Sul giornale di domani scriverò di Francesca, che il 17 maggio ha lasciato armi e bagagli (beh, certo le armi, per quanto riguarda i bagagli non la conosco abbastanza bene per sapere s'è frugale oppure - come quasi tutte le donne che conosco - riesce a mettere in valigia quanto io non sarei capace di far stare in un armadio a sei ante) per andarsene a Londra.
Sono sempre stato affascinato dalle persone che partono per l'estero, come Riccardo - domani, nel "Sette giorni", parlo anche di lui - che è appena partito per l'Australia. Un'ammirazione che ha origine forse nel fatto che quel coraggio è mancato a me e che ora un poco lo rimpiango, anche se ad essere onesti non molte sono state le occasioni per andarmene e avevo sempre qualche motivo per non spostarmi da casa.
Tommy, con cui ho chiacchierato l'altra sera, va avanti e indietro da Formentera e mi è piaciuta una cosa che mi ha detto, cioè che in Spagna, a Madrid, ma anche Barcellona e altre città della penisola iberica (come mi piace scrivere: "penisola iberica", voi non ne avete idea) la crisi ha cambiato i costumi. "I ragazzi, ma anche gli adulti, non spendono più soldi in vestiti. Preferiscono mettersi un paio di jeans e una camicia e non risparmiare invece quando escono a mangiare, la sera, o a bere, con gli amici, nei locali, in compagnia".
Una constatazione di parte, d'accordo, non una ricerca scientifica, ma a me è piaciuta perché l'ho sentita vera, perché come stanno le cose ora anch'io farei lo stesso, metterei in cima alle mie priorità non un bene materiale, semmai un'emozione, il piacere di vivere un momento unico.

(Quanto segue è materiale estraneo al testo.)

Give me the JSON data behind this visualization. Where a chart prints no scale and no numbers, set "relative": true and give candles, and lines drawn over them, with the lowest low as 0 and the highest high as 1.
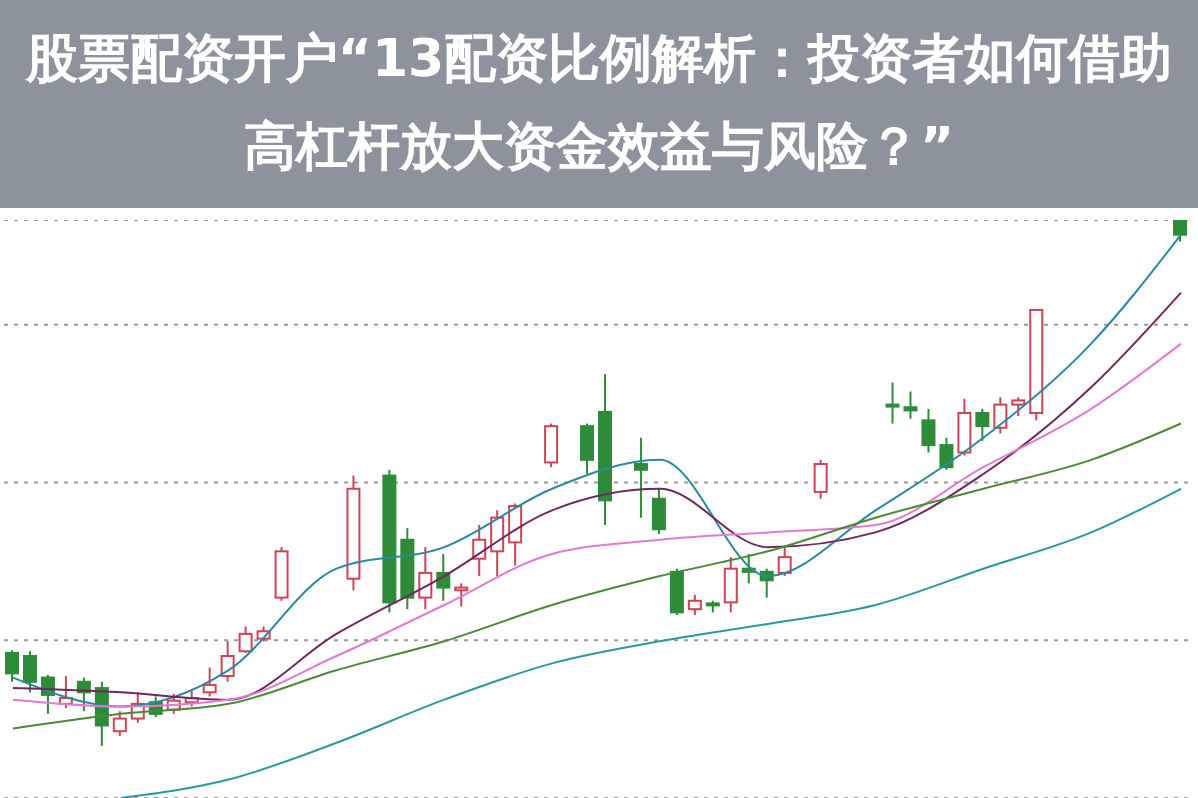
{
  "chart_data": {
    "type": "candlestick",
    "title": "股票配资开户“13配资比例解析：投资者如何借助高杠杆放大资金效益与风险？”",
    "relative": true,
    "grid": true,
    "colors": [
      "#2e8b3a",
      "#2e8b3a",
      "#2e8b3a",
      "#cc4455",
      "#2e8b3a",
      "#2e8b3a",
      "#cc4455",
      "#cc4455",
      "#2e8b3a",
      "#cc4455",
      "#cc4455",
      "#cc4455",
      "#cc4455",
      "#cc4455",
      "#cc4455",
      "#cc4455",
      null,
      null,
      null,
      "#cc4455",
      null,
      "#2e8b3a",
      "#2e8b3a",
      "#cc4455",
      "#2e8b3a",
      "#cc4455",
      "#cc4455",
      "#cc4455",
      "#cc4455",
      null,
      "#cc4455",
      null,
      "#2e8b3a",
      "#2e8b3a",
      null,
      "#2e8b3a",
      "#2e8b3a",
      "#2e8b3a",
      "#cc4455",
      "#2e8b3a",
      "#cc4455",
      "#2e8b3a",
      "#2e8b3a",
      "#cc4455",
      null,
      "#cc4455",
      null,
      null,
      null,
      "#2e8b3a",
      "#2e8b3a",
      "#2e8b3a",
      "#2e8b3a",
      "#cc4455",
      "#2e8b3a",
      "#cc4455",
      "#cc4455",
      "#cc4455",
      null,
      null,
      null,
      null,
      null,
      null,
      null,
      "#2e8b3a"
    ],
    "categories": [
      null,
      null,
      null,
      null,
      null,
      null,
      null,
      null,
      null,
      null,
      null,
      null,
      null,
      null,
      null,
      null,
      null,
      null,
      null,
      null,
      null,
      null,
      null,
      null,
      null,
      null,
      null,
      null,
      null,
      null,
      null,
      null,
      null,
      null,
      null,
      null,
      null,
      null,
      null,
      null,
      null,
      null,
      null,
      null,
      null,
      null,
      null,
      null,
      null,
      null,
      null,
      null,
      null,
      null,
      null,
      null,
      null,
      null,
      null,
      null,
      null,
      null,
      null,
      null,
      null,
      null
    ],
    "ohlc": [
      [
        0.177,
        0.182,
        0.122,
        0.138
      ],
      [
        0.171,
        0.18,
        0.102,
        0.122
      ],
      [
        0.13,
        0.135,
        0.061,
        0.097
      ],
      [
        0.08,
        0.133,
        0.072,
        0.091
      ],
      [
        0.122,
        0.13,
        0.066,
        0.102
      ],
      [
        0.11,
        0.122,
        0,
        0.039
      ],
      [
        0.028,
        0.066,
        0.019,
        0.052
      ],
      [
        0.052,
        0.102,
        0.044,
        0.08
      ],
      [
        0.083,
        0.094,
        0.055,
        0.061
      ],
      [
        0.069,
        0.099,
        0.061,
        0.086
      ],
      [
        0.083,
        0.105,
        0.075,
        0.091
      ],
      [
        0.102,
        0.149,
        0.094,
        0.116
      ],
      [
        0.133,
        0.199,
        0.122,
        0.171
      ],
      [
        0.18,
        0.227,
        0.177,
        0.213
      ],
      [
        0.204,
        0.227,
        0.199,
        0.218
      ],
      [
        0.282,
        0.378,
        0.276,
        0.37
      ],
      null,
      null,
      null,
      [
        0.318,
        0.514,
        0.296,
        0.489
      ],
      null,
      [
        0.514,
        0.525,
        0.254,
        0.273
      ],
      [
        0.392,
        0.414,
        0.26,
        0.282
      ],
      [
        0.282,
        0.378,
        0.26,
        0.329
      ],
      [
        0.329,
        0.365,
        0.276,
        0.301
      ],
      [
        0.296,
        0.309,
        0.265,
        0.301
      ],
      [
        0.356,
        0.42,
        0.323,
        0.392
      ],
      [
        0.37,
        0.448,
        0.323,
        0.434
      ],
      [
        0.387,
        0.461,
        0.343,
        0.456
      ],
      null,
      [
        0.539,
        0.613,
        0.53,
        0.608
      ],
      null,
      [
        0.608,
        0.613,
        0.517,
        0.544
      ],
      [
        0.635,
        0.707,
        0.42,
        0.467
      ],
      null,
      [
        0.536,
        0.586,
        0.434,
        0.525
      ],
      [
        0.47,
        0.489,
        0.403,
        0.412
      ],
      [
        0.331,
        0.337,
        0.249,
        0.254
      ],
      [
        0.26,
        0.287,
        0.249,
        0.276
      ],
      [
        0.271,
        0.276,
        0.254,
        0.268
      ],
      [
        0.273,
        0.359,
        0.254,
        0.337
      ],
      [
        0.337,
        0.365,
        0.309,
        0.331
      ],
      [
        0.331,
        0.337,
        0.282,
        0.315
      ],
      [
        0.329,
        0.378,
        0.323,
        0.359
      ],
      null,
      [
        0.483,
        0.544,
        0.47,
        0.536
      ],
      null,
      null,
      null,
      [
        0.649,
        0.691,
        0.613,
        0.646
      ],
      [
        0.644,
        0.674,
        0.622,
        0.638
      ],
      [
        0.619,
        0.641,
        0.558,
        0.572
      ],
      [
        0.572,
        0.586,
        0.525,
        0.53
      ],
      [
        0.558,
        0.66,
        0.552,
        0.633
      ],
      [
        0.633,
        0.641,
        0.58,
        0.608
      ],
      [
        0.605,
        0.663,
        0.594,
        0.649
      ],
      [
        0.649,
        0.663,
        0.627,
        0.657
      ],
      [
        0.633,
        0.829,
        0.619,
        0.829
      ],
      null,
      null,
      null,
      null,
      null,
      null,
      null,
      [
        1,
        1,
        0.959,
        0.972
      ]
    ],
    "series": [
      {
        "type": "line",
        "color": "#2b8a9c",
        "values": [
          0.13,
          null,
          null,
          null,
          null,
          null,
          0.075,
          null,
          null,
          null,
          null,
          null,
          0.144,
          null,
          null,
          null,
          null,
          null,
          0.337,
          null,
          null,
          null,
          null,
          null,
          0.378,
          null,
          null,
          null,
          null,
          null,
          0.489,
          null,
          null,
          null,
          null,
          null,
          0.544,
          null,
          null,
          null,
          null,
          null,
          0.323,
          null,
          null,
          null,
          null,
          null,
          0.448,
          null,
          null,
          null,
          null,
          null,
          0.586,
          null,
          null,
          null,
          null,
          null,
          0.765,
          null,
          null,
          null,
          null,
          0.972
        ]
      },
      {
        "type": "line",
        "color": "#6e2a5e",
        "values": [
          0.11,
          null,
          null,
          null,
          null,
          null,
          0.102,
          null,
          null,
          null,
          null,
          null,
          0.088,
          null,
          null,
          null,
          null,
          null,
          0.213,
          null,
          null,
          null,
          null,
          null,
          0.323,
          null,
          null,
          null,
          null,
          null,
          0.448,
          null,
          null,
          null,
          null,
          null,
          0.489,
          null,
          null,
          null,
          null,
          null,
          0.378,
          null,
          null,
          null,
          null,
          null,
          0.406,
          null,
          null,
          null,
          null,
          null,
          0.517,
          null,
          null,
          null,
          null,
          null,
          0.682,
          null,
          null,
          null,
          null,
          0.862
        ]
      },
      {
        "type": "line",
        "color": "#e27ad0",
        "values": [
          0.088,
          null,
          null,
          null,
          null,
          null,
          0.075,
          null,
          null,
          null,
          null,
          null,
          0.088,
          null,
          null,
          null,
          null,
          null,
          0.171,
          null,
          null,
          null,
          null,
          null,
          0.268,
          null,
          null,
          null,
          null,
          null,
          0.365,
          null,
          null,
          null,
          null,
          null,
          0.392,
          null,
          null,
          null,
          null,
          null,
          0.406,
          null,
          null,
          null,
          null,
          null,
          0.42,
          null,
          null,
          null,
          null,
          null,
          0.53,
          null,
          null,
          null,
          null,
          null,
          0.641,
          null,
          null,
          null,
          null,
          0.765
        ]
      },
      {
        "type": "line",
        "color": "#4a8a3a",
        "values": [
          0.033,
          null,
          null,
          null,
          null,
          null,
          0.061,
          null,
          null,
          null,
          null,
          null,
          0.08,
          null,
          null,
          null,
          null,
          null,
          0.144,
          null,
          null,
          null,
          null,
          null,
          0.199,
          null,
          null,
          null,
          null,
          null,
          0.268,
          null,
          null,
          null,
          null,
          null,
          0.323,
          null,
          null,
          null,
          null,
          null,
          0.37,
          null,
          null,
          null,
          null,
          null,
          0.434,
          null,
          null,
          null,
          null,
          null,
          0.489,
          null,
          null,
          null,
          null,
          null,
          0.544,
          null,
          null,
          null,
          null,
          0.613
        ]
      },
      {
        "type": "line",
        "color": "#2a9a9a",
        "values": [
          null,
          null,
          null,
          null,
          null,
          null,
          -0.099,
          null,
          null,
          null,
          null,
          null,
          -0.064,
          null,
          null,
          null,
          null,
          null,
          0.006,
          null,
          null,
          null,
          null,
          null,
          0.088,
          null,
          null,
          null,
          null,
          null,
          0.157,
          null,
          null,
          null,
          null,
          null,
          0.199,
          null,
          null,
          null,
          null,
          null,
          0.232,
          null,
          null,
          null,
          null,
          null,
          0.268,
          null,
          null,
          null,
          null,
          null,
          0.337,
          null,
          null,
          null,
          null,
          null,
          0.406,
          null,
          null,
          null,
          null,
          0.489
        ]
      }
    ]
  }
}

Se ci pensate, è l'esatto contrario di quanto hanno fatto i nostri genitori e la loro generazione, per una vita. Con questo non voglio dire che li biasimo, tutt'altro. Per me restano un modello di temperanza, di buon senso, di capacità di affrontare nel migliore dei modi l'esistenza, senza sprechi e gustandosi appieno ciò che avevano e che si sono ritagliati con sacrificio, gustandoselo ancora di più, proprio per quello, perchè era costato fatica.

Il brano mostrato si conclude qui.